ちょっと得する豆知識 2017年08月23日

今年もまた、水いぼ(伝染性軟属腫)に悩まされれ、つらい思いをしたお子さまがたくさんいらっしゃいました。お父さま、お母さまもきっとその対応に悩まれたものと思います。

水いぼはポックスウイルス科の伝染性軟属腫ウイルスが皮膚で増殖し、広がります。良性で、感染力は強くありませんが、乾燥などで皮膚のバリア機能が低下した状態では果てしなく全身に広がります。

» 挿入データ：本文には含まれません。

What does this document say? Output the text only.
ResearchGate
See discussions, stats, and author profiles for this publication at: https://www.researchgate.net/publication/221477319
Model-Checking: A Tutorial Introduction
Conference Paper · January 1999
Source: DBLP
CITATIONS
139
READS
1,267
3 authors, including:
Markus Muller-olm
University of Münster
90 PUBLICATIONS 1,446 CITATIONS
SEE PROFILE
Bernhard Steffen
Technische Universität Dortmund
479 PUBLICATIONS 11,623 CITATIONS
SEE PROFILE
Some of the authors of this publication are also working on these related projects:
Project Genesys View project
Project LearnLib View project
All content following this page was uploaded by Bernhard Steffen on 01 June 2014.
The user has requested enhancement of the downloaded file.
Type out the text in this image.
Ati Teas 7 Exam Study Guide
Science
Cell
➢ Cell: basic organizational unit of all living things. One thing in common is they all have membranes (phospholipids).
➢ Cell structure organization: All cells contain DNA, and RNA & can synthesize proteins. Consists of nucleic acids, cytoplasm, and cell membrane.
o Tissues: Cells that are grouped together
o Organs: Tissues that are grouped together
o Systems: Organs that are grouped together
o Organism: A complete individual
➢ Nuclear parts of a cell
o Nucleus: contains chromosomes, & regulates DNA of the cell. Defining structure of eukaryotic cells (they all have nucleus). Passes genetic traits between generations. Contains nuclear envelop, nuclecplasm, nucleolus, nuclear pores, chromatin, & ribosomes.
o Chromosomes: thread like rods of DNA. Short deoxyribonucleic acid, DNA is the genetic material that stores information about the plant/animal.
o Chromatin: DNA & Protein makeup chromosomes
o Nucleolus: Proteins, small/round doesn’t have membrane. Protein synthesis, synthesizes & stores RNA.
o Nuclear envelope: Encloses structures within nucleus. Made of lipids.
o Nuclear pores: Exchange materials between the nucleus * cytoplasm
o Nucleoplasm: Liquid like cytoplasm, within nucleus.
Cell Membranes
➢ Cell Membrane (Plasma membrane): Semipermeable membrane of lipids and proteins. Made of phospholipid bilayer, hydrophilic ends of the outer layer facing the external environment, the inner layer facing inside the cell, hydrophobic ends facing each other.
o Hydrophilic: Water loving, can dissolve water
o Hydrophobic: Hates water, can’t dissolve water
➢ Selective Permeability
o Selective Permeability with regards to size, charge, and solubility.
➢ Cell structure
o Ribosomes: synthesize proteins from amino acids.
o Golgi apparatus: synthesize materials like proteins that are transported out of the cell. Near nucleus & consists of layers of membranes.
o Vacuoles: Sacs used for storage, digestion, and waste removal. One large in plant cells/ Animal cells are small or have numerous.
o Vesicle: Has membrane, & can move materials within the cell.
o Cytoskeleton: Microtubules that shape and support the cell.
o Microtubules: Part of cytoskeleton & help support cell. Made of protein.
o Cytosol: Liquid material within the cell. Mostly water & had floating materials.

基本的には接触感染で、肌が触れ合うことで感染します。水を介して感染するわけではありませんが、ウイルスが付着した物との間接接触でも感染するために、プールのビート版やタオルの共有からも感染する可能性があります。そのため、多くの保育園や幼稚園では水いぼができているお子さんがプールに入れない状況が続いています。

 

でも、よく考えてみてください。手足に水いぼができていて、半そで、半ズボンで肌が触れ合えば感染してしまうのです。したがって、日本小児科学会、日本皮膚科学会ではビート板やタオルの共用は控えるようにアナンスしていますが、プールについては入ることを制限していません。からだに出来ている場合にはラッシュガードやTシャツで、手足に出来ている場合には防水絆創膏(ドレッシング―テープ)でカバーすれば問題はありません。しかし、園医をしている保育園の園長先生がご家族に水いぼについてのアンケートを行ったところ、多くのご家族が「水いぼができていた場合には子どもをプールに入れないでほしい」との意向があり、現在も制限しているとのお話を聞いたことがあります。

 

日本人は清潔感に対する意識が高く、ウイルスや細菌が『感染する』ことに対して強い拒否感を持たれている方が多いと感じています。けっして悪いことではありません。しかし、度を超すと生活上多くの不都合が生じてしまいます。人が迷惑を被らない限り問題はありませんが、水いぼには特効薬がなく、医師の見解も統一されていないため、混乱が生じています。一般的には専用のピンセットで水いぼを摘み取る治療が行われますが、摘まむので痛みを生じます。肌が安定した状態で掻きこわさなければ、ウイルスに対する免疫ができ、自然になくなります。免疫ができるまでには半年から2年かかりますが、痒みもほとんどなくお子さんにとって困ることはありません。一方、肌が弱いお子さんにとっては、二次的な炎症に伴う痒みを生じ、掻きこわすと一気に全身に広がるため、積極的な治療が必要です。最近では、痛みを軽減する薬をコーティングしたテープ(ペンレス)を事前に貼ることで痛みは軽減できます。

 

お子さんの肌の状況を考慮し水いぼの治療を選択してほしいと、毎年プールの時期になると考えてしいます。「みんなといっしょにプールに入れない」という心の痛みや治療による身体への痛みは、多くのお子さんにとって本来必要のない痛みなのではないのでしょうか。あなたのお子さんのため、いつもいっしょに遊んでいるお子さんのために、もう一度考えてみませんか。